When you plant bulbs, remember to plant them in spots that will get full to partial sunlight for at least 4-6 hours per day.
3. Making Sure to Plant Bulbs at the Right Depth
The depth of planting is decided by the size of the bulbs. The bigger the bulb, the farther away it will be from the surface. Usually, the smaller bulbs are planted 4-6 inches in the soil, whereas the bigger ones are placed 6-8 inches deep.
Plants bulbs of the Hyacinth plant at an approximate depth of 3-4 inches. It is recommended to plant them in clusters as this increases the fragrance of the Hyacinth flowers once they bloom.
They need to be planted at the right depth because the stalk needs enough space to rise up out of the ground. If you plant bulbs too deep, the flowers and plants will have a problem with basic development.
4. Giving your Hyacinth Bulbs the Right Soil and Adequate Watering
Flower bulbs need the right kind of soil for optimal development. This means providing them with well-draining soil and adequate watering. A mix of sandy and loamy soil works perfectly for Hyacinth bulbs. Bulbs tend to retain a lot of moisture, so if your soil is heavy, it could impact development.
If your soil is heavy, you can make use of compost or aged manure to improve drainage.
Water the bulbs regularly but remember not to overwater because bulbs are highly susceptible to rot.
5. Plant Bulbs Pointy-Side Up
Oftentimes, people tend to make the mistake of planting flower bulbs with the pointy-side facing downward, pressing into the soil. But the main thing to remember is that all bulbs need to be planted facing upward - with their pointy-side reaching the sky.
If you cannot see a pointy-side, try to look for the roots of the bulb. These roots should face down into the ground.
• Post-Bloom Care for Hyacinth Flowers
1. Deadheading and Pruning:
After the Hyacinth bulbs have bloomed into flowers and started to fade, deadheading becomes crucial. Gently remove the spent blooms by snipping the flower stalks near the base using clean, sharp scissors or professional pruning shears.
This encourages the plant to direct its energy towards bulb growth rather than seed production. Pruning also helps maintain the aesthetic appeal of your Hyacinth plant.
2. Leave the Hyacinth Plant Foliage Intact:
While you might be tempted to trim the foliage once the flowers have faded, resist the urge. The leaves play a big part in maintaining the plant's health as they continue to photosynthesize and provide nutrients to the hyacinth bulbs.
Allow the foliage to wither naturally before removing it. This process ensures the plant bulbs receive the energy needed for the next blooming cycle.
3. Watering and Soil Conditions:
Proper watering is essential for the post-bloom care of your Hyacinth plants. Ensure the soil remains consistently moist but not waterlogged. Hyacinths prefer well-draining soil to prevent bulb rot.

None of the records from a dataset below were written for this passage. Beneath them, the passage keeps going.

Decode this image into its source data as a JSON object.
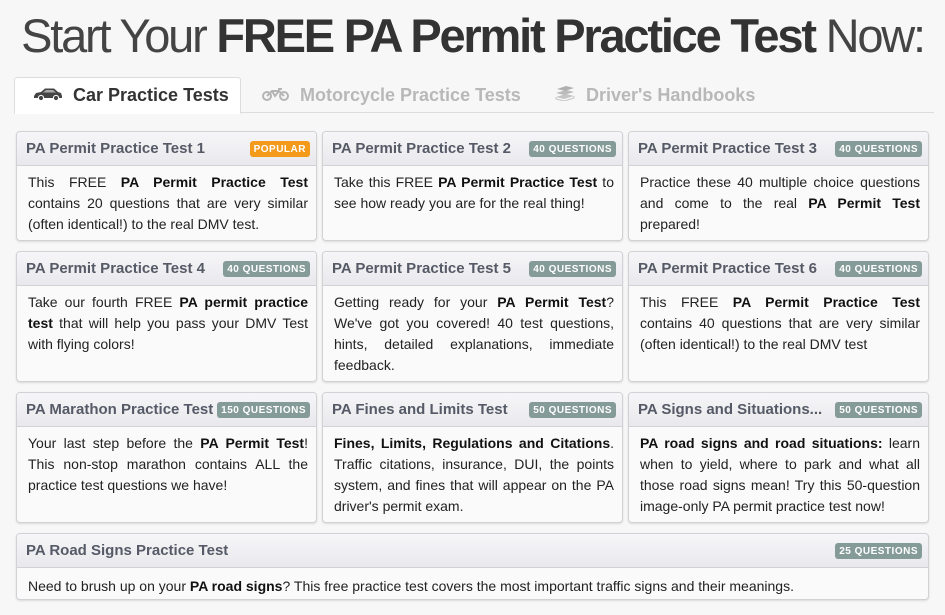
{
  "headline": {
    "prefix": "Start Your",
    "emphasis": "FREE PA Permit Practice Test",
    "suffix": "Now:"
  },
  "tabs": [
    {
      "label": "Car Practice Tests",
      "icon": "car-icon",
      "active": true
    },
    {
      "label": "Motorcycle Practice Tests",
      "icon": "motorcycle-icon",
      "active": false
    },
    {
      "label": "Driver's Handbooks",
      "icon": "books-icon",
      "active": false
    }
  ],
  "colors": {
    "badge_default": "#859b97",
    "badge_popular": "#f39a1a",
    "card_title": "#555a66"
  },
  "cards": [
    {
      "title": "PA Permit Practice Test 1",
      "badge": "POPULAR",
      "body": [
        {
          "t": "This FREE "
        },
        {
          "b": "PA Permit Practice Test"
        },
        {
          "t": " contains 20 questions that are very similar (often identical!) to the real DMV test."
        }
      ]
    },
    {
      "title": "PA Permit Practice Test 2",
      "badge": "40 QUESTIONS",
      "body": [
        {
          "t": "Take this FREE "
        },
        {
          "b": "PA Permit Practice Test"
        },
        {
          "t": " to see how ready you are for the real thing!"
        }
      ]
    },
    {
      "title": "PA Permit Practice Test 3",
      "badge": "40 QUESTIONS",
      "body": [
        {
          "t": "Practice these 40 multiple choice questions and come to the real "
        },
        {
          "b": "PA Permit Test"
        },
        {
          "t": " prepared!"
        }
      ]
    },
    {
      "title": "PA Permit Practice Test 4",
      "badge": "40 QUESTIONS",
      "body": [
        {
          "t": "Take our fourth FREE "
        },
        {
          "b": "PA permit practice test"
        },
        {
          "t": " that will help you pass your DMV Test with flying colors!"
        }
      ]
    },
    {
      "title": "PA Permit Practice Test 5",
      "badge": "40 QUESTIONS",
      "body": [
        {
          "t": "Getting ready for your "
        },
        {
          "b": "PA Permit Test"
        },
        {
          "t": "? We've got you covered! 40 test questions, hints, detailed explanations, immediate feedback."
        }
      ]
    },
    {
      "title": "PA Permit Practice Test 6",
      "badge": "40 QUESTIONS",
      "body": [
        {
          "t": "This FREE "
        },
        {
          "b": "PA Permit Practice Test"
        },
        {
          "t": " contains 40 questions that are very similar (often identical!) to the real DMV test"
        }
      ]
    },
    {
      "title": "PA Marathon Practice Test",
      "badge": "150 QUESTIONS",
      "body": [
        {
          "t": "Your last step before the "
        },
        {
          "b": "PA Permit Test"
        },
        {
          "t": "! This non-stop marathon contains ALL the practice test questions we have!"
        }
      ]
    },
    {
      "title": "PA Fines and Limits Test",
      "badge": "50 QUESTIONS",
      "body": [
        {
          "b": "Fines, Limits, Regulations and Citations"
        },
        {
          "t": ". Traffic citations, insurance, DUI, the points system, and fines that will appear on the PA driver's permit exam."
        }
      ]
    },
    {
      "title": "PA Signs and Situations...",
      "badge": "50 QUESTIONS",
      "body": [
        {
          "b": "PA road signs and road situations:"
        },
        {
          "t": " learn when to yield, where to park and what all those road signs mean! Try this 50-question image-only PA permit practice test now!"
        }
      ]
    },
    {
      "title": "PA Road Signs Practice Test",
      "badge": "25 QUESTIONS",
      "body": [
        {
          "t": "Need to brush up on your "
        },
        {
          "b": "PA road signs"
        },
        {
          "t": "? This free practice test covers the most important traffic signs and their meanings."
        }
      ]
    }
  ]
}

Reduce the frequency of watering as the foliage starts to yellow and die back, as this indicates the end of the growing season. During this dormancy period, it's important to avoid overwatering.
4. Fertilizing your Hyacinth Plant:
To support the health of your Hyacinth bulbs, you must provide them with a balanced, all-purpose fertilizer. Apply the fertilizer in early spring months as the Hyacinth flowers begin to emerge again after flowering.
5. Division and Replanting:
Every three to four years, you can consider dividing and replanting your Hyacinth bulbs. This helps prevent overcrowding and also promotes better air circulation, reducing the risk of diseases.
Lift the bulbs carefully, separate any offsets, and replant them in well-prepared soil. This rejuvenation process ensures a continuous display of vibrant flowers and plants in your home.
By following these post-bloom care tips for Hyacinth flowers and bulbs, you'll not only maintain the beauty of your home plants but also ensure their longevity and vitality.
With a little attention and care, your Hyacinth plant will reward you with stunning blooms season after season, making your space a haven for flourishing flowers and plants.